Оттепель. Мутное серое небо. Солнце подвело Дзигу так, как не подводило его ни в «Шестой части мира», ни в «Одиннадцатом». Именно сейчас солнце было бы весьма кстати, но заупрямилось, как актер, исполняющий заглавную роль. Солнце не показывается на съемочной площадке уже третий день. Все равно Дзига доволен. Солнце явится на монтажном столе, чтобы хроника резонировала в поэтический символ новой жизни, вместе с барельефом облака, похожим на голову Баха, вместе с видами обесчещенной Лавры, превращенной в антирелигиозный музей, вместе с мокрыми прутьями берез и прочими объектами, которые заносит в свой реестр небытие, как снег заносит старые кладбища. Дзига не знает, в какой именно фильм он поместит только что отснятые кадры. Он доволен тем, что ни одному мало-мальски интересному событию не удается ускользнуть от его камеры.
Шло время; театральная публика, по вечерам заполнявшая зрительные залы обеих столиц, постепенно менялась. Это произошло на глазах Викентия Петровича. Днем люди торопливо проносили по улицам свои тела в бесцветных оболочках, в которые их облекло время, — темных косоворотках, жилетах, пиджаках, блузах из «чертовой кожи», шведских куртках, холщовых рубахах… Но вот в сгустившихся сумерках вспыхивал свет над театральными подъездами, преображавший жителей этого города. Глазастые пчелы, невидимые при дневном свете, жужжащими отрядами слетались к своим ульям, внутри которых (в оркестровой яме) уже трепетно настраивалось искусство. Еще лет семь назад оно, искусство, одетое в старые дореволюционные фраки, осваивало новый репертуар, а в зале сидела шинельная, громыхающая прикладами публика, которая ставила артистов в тупик: она смеялась совсем не там и не тогда, когда полагалось по смыслу постановки, и громко делилась впечатлениями от спектакля.

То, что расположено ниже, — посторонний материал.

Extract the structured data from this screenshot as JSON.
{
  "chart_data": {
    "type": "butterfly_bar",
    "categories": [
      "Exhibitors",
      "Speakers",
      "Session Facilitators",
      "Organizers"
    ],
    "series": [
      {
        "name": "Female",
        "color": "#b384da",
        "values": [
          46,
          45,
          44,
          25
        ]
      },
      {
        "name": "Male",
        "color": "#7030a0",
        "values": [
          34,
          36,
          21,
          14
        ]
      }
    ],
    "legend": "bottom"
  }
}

Но позже на этом затоптанном, убитом Гражданской войной месте проросла знакомая зеленая трава, умная, тонкая, шевелящаяся в ритме спектакля, покорная прежним властителям дум, осуществлявшая синхронный перевод эмоции в эмоцию же, на лету ловившая символы, понимающая толк в гиперболах и сквозном действии. А куда подевались прежние чертополох и полынь, воинственно подбиравшиеся к сцене, где на одной ноге ютилось искусство, куда схлынула толпа диких, свирепых и невежественных детей, разевающих рты на мраморную облицовку фойе и бархатную обивку кресел, было непонятно; может, их скосила коса, пока роса? может, они высохли от утомления на войне, превратившись в солому, и отлетели от парадных подъездов с их торжественными днями, уносимые ветром перемен?..
Тут искусство приосанилось: наступил наконец на его улице долгожданный праздник. В театры вернулись декольтированные дамы и солидные, хорошо одетые мужчины. Большой театр, МХАТ, Театр Мейерхольда, Камерный — Викентий Петрович кочевал за зрелищами, как цыган за кибиткой. Зеркала фойе несли к нему стайки изящных вилисс, не похожих на прежних зрительниц в красных косынках. Движение их рук, которым они поддерживали край длинного платья, спускаясь по мраморной лестнице, было красноречивей зажигательных речей Розы Люксембург и блистательных острот Ларисы Рейснер. А сколько было в их запасе золотых нитей, которыми так легко уловить простодушного мужчину, — кокетливых жестов, интонаций, полувзглядов-полувздохов… Казалось, эти выпорхнувшие из ниоткуда женщины живут в непрерывном танце, разбитом на множество неуловимых па, — всем этим каталогом, безудержным водопадом пластики они готовы были обрушиться на сердца мужчин, открытых любви.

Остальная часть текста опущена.